What's needed is software infrastructure to make it easy to build decentralised systems -- everyone should have their own piece of the cloud. On top of that is the need for a compelling use-case (beyond privacy) that will spur word-of-mouth and user adoption. All this has happened before, and all this will happen again.
The sad thing is all of the technology essentially already exists in some form or another - it's just that no one put it all together in an easy-to-configure box with a web interface. RSS for updates, chat over XMPP, messaging with SMTP+TLS+PGP. At this point it seems like most of the tools for the backend are done and the rest is would just involving plugging them together, putting a nice interface on top and acquiring the user base (I know - understatement of the year).
There is movement in this area - see sandstorm, owncloud, disapora, etc. Slap it all in an Odroid and you have control of your data again. But people won't pay for it.

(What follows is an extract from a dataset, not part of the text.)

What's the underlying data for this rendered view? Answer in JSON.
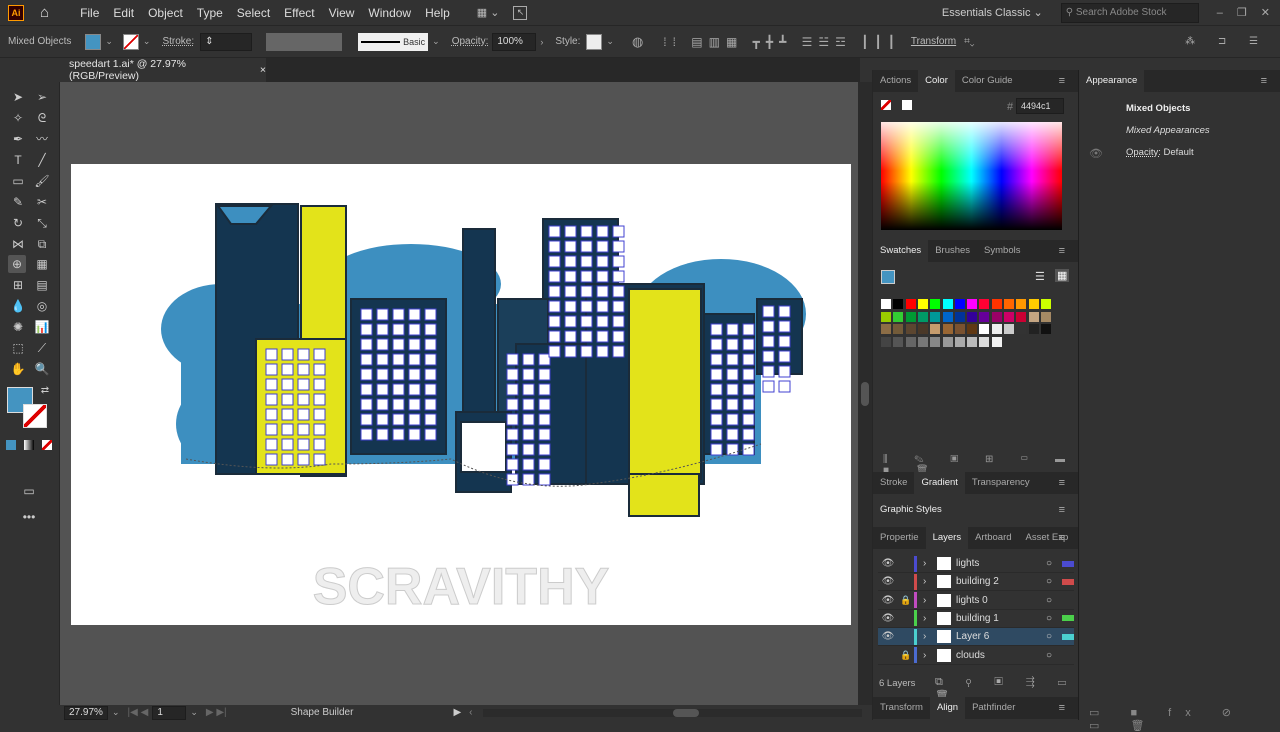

I tend to agree, but really nobody will respect your privacy but yourself, which is why this should be on your own hardware (or at least on a VPS). A small box under my couch hosts my site, cloud storage (owncloud), and if I could get away from it the RSS feed that basically is facebook, and it's quite nice. It was too hard to set up, though, which is why sandstorm looks great.

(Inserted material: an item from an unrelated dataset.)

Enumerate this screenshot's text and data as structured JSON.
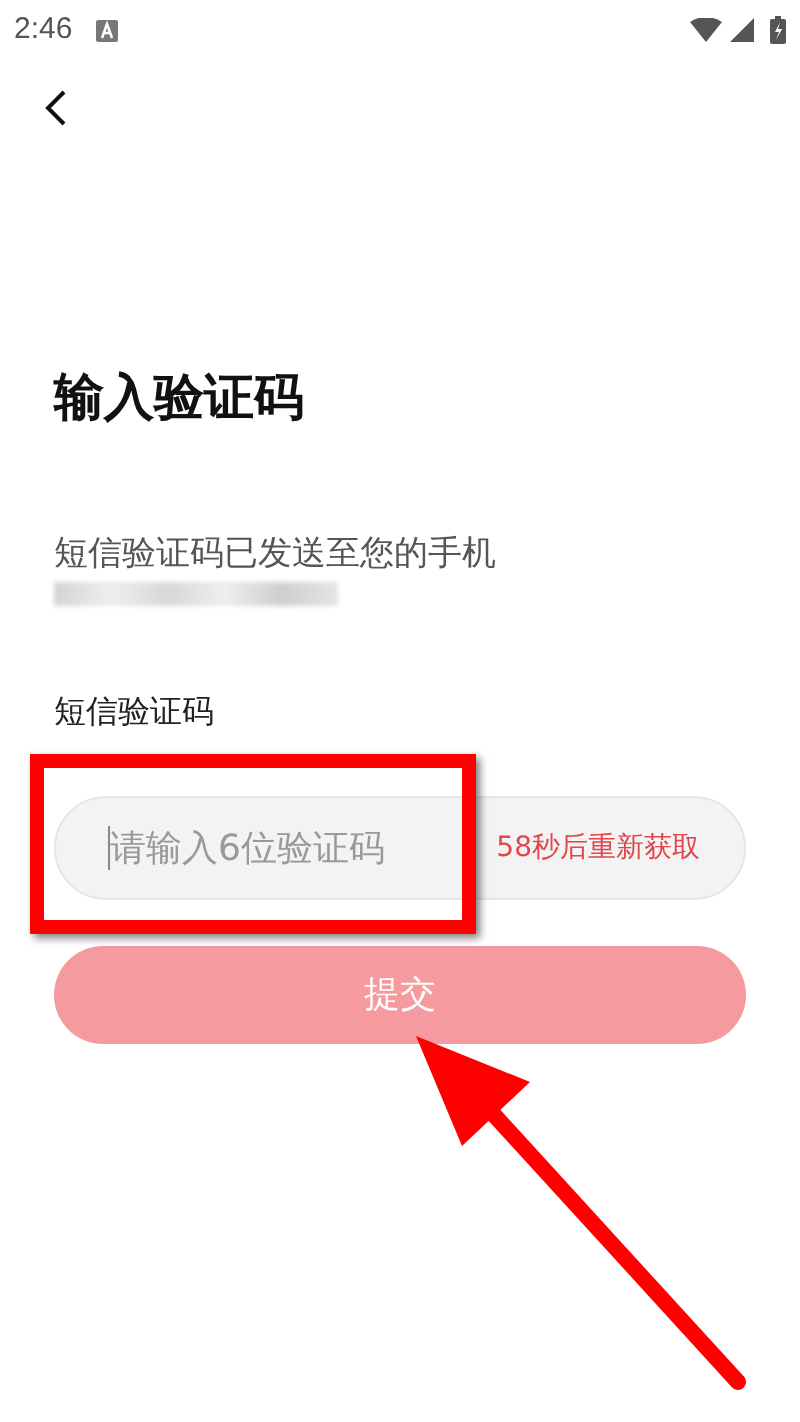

The people most likely to be early adopters of such a platform would distrust a solution hosted by a 3rd party. Why? Because if you don't control the system, it can still be used to spy on you. Even a decentralized system with Wordpress-like companies that are federated are not immune.
I hear this a lot, that people move platforms "all the time", but it's not really true as it relates to Facebook. Before Facebook, the vast majority of users on social media (MySpace), were teenagers and young adults. Social media only exploded to your parents and grand parents and everyone else with Facebook. It's much harder getting those folks to switch, and the network effect is that much stronger with the ~30x larger user base. Switching off something like Alta Vista to Google isn't even comparable - there are basically no switching costs in that case.
I'm not saying it's impossible, but the stickiness and network effects of Facebook are pretty much unprecedented.
You need to factor in time. As an example Microsoft isn't treated the same way it was years ago and IBM isn't the same as before Microsoft.
I'm not suggesting FB will become obsolete but people will use other services if they see value elsewhere. If that weren't the case then WhatsApp/Instagram wouldn't have grown so fast. Network-effects does not mean something is immune from disruption.
What's needed is software infrastructure to make it easy to build decentralised systems -- everyone should have their own piece of the cloud. On top of that is the need for a compelling use-case (beyond privacy) that will spur word-of-mouth and user adoption. All this has happened before, and all this will happen again.